Un roman de politique-fiction très noir
L’intrigue de En pays conquis s’appuie sur une situation très actuelle. Certes, il s’agit d’un roman sombre, paru précédemment dans la Série Noire, mais les événements, les analyses, les péripéties mises en scène se conjuguent tout à fait aux éléments de fiction. On n’est jamais loin de dispositions politiques réelles présentes ou ayant eu lieu dans un passé récent.
L’art de l’auteur passe par cette capacité à réunir ces éléments pour former un tout bien cohérent. Il avance des explications, des hypothèses sur l’évolution politique qui relèvent d’une analyse fine du paysage actuel avec une caste gouvernementale à bout de souffle, à bout d’idées et une population de plus en plus attentive aux fallacieuses sirènes populistes de tous poils.
Ce lundi 27 janvier 2017 au matin, une femme de ménage découvre le cadavre de Christian Dumas, le président de la Commission des comptes de campagne, dans son bureau.
Le dimanche 18 juin 2017, Angélique Dumas rentre chez elle alors que les résultats électoraux tombent et donnent au Rassemblement national une entrée massive à l’Assemblée. Aucune majorité ne se dégage pour gouverner. Ces résultats inquiètent tous ceux qui œuvrent pour les finances du pays, et Angélique en tant qu’adjointe au sous-directeur de la synthèse des finances publiques, le patron du Crédit parisien, la première banque de la zone euro…
Le Président s’interroge car il a déjà frôlé le désastre face à la candidate de la droite Hélène Cassard. Celle-ci, pourtant, a dû laisser la place à Laurence Varennes du Rassemblement. Et le score avait été encore serré. Ces résultats sont l’œuvre de François Belmont, un homme de l’ombre, une relation du père d’Angélique. Il est un l’acteur de la situation difficile avec une cohabitation gauche-droite et la participation inévitable du Rassemblement au gouvernement. Mais la mort du père d’Angélique, assassinat ou suicide, risque fort de compromettre ses plans…

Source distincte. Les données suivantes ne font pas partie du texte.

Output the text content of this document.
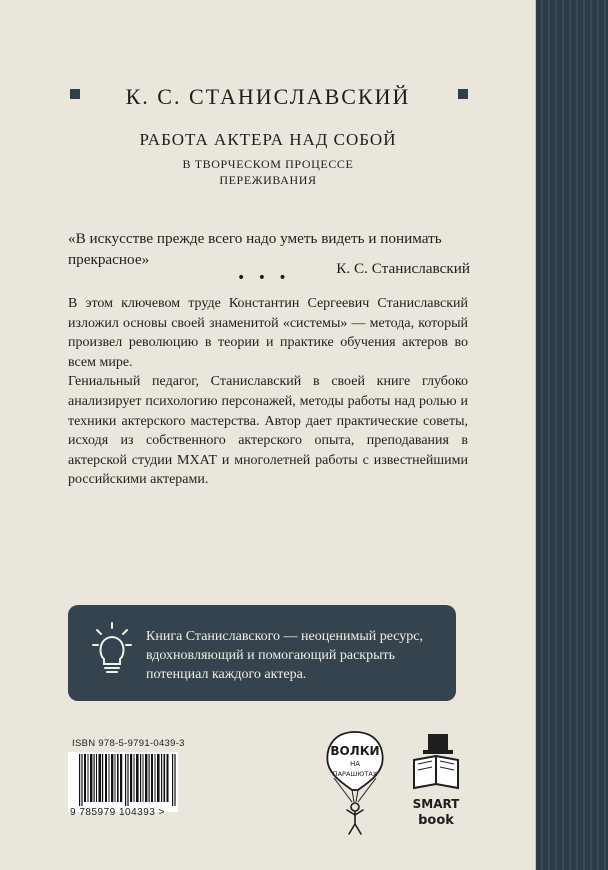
К. С. СТАНИСЛАВСКИЙ
РАБОТА АКТЕРА НАД СОБОЙ
В ТВОРЧЕСКОМ ПРОЦЕССЕ
ПЕРЕЖИВАНИЯ

«В искусстве прежде всего надо уметь видеть и понимать прекрасное»

К. С. Станиславский
• • •

В этом ключевом труде Константин Сергеевич Станиславский изложил основы своей знаменитой «системы» — метода, который произвел революцию в теории и практике обучения актеров во всем мире.

Гениальный педагог, Станиславский в своей книге глубоко анализирует психологию персонажей, методы работы над ролью и техники актерского мастерства. Автор дает практические советы, исходя из собственного актерского опыта, преподавания в актерской студии МХАТ и многолетней работы с известнейшими российскими актерами.

Книга Станиславского — неоценимый ресурс, вдохновляющий и помогающий раскрыть потенциал каждого актера.
ISBN 978-5-9791-0439-3
9 785979 104393 >
ВОЛКИ
НА
ПАРАШЮТАХ
SMART
book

Thomas Brennec qui est à l’aise dans les ramifications entre Bercy et les milieux financiers, les incidences de décisions prises à la va-vite ou dans un sens qui se veut démagogique, décrit des conditions tendues. Il rend un bel hommage à ces fonctionnaires qui œuvrent dans l’ombre pour tenter de garder au pays une position financière à peu près stable : “Un boulot de tâcheron, un travail sans gloire ni reconnaissance, au service de gens aussi incultes que nuisibles.“
Il brosse des portraits peu amènes des politiciens qui ne voient que leurs intérêts personnels : “…protéger l’État des politiques qui se comportent comme des sauvages, capables de laisser derrière eux un champ de ruines si cela leur permet de gravir une marche de plus vers le sommet.”. Il décrit les magouilles politiciennes menées par des gens avides de pouvoir, prêts à tout pour l’obtenir, le garder, aller jusqu’à se renier eux-mêmes, abandonner, sans parler d’honneur, un minimum de respect de soi.
Les masques des personnages politiques sont assez faciles à soulever, bien que certains d’entre eux en portent, sans doute, plusieurs. Mais l’auteur développe une belle intrigue avec la mort, dans des circonstances troubles, de Christian Dumas, ce président de Commission chargé de valider les comptes de campagnes des candidats aux élections.
En pays conquis conquiert le lecteur par son récit attractif, par son intrigue qui prend en compte les sentiments les plus profonds de l’être humain dans un cadre machiavélique.
serge perraud
Thomas Bronnec, En pays conquis, Folio, coll. “Policier” n° 873, janvier 2019, 288 p. – 7, 40 €.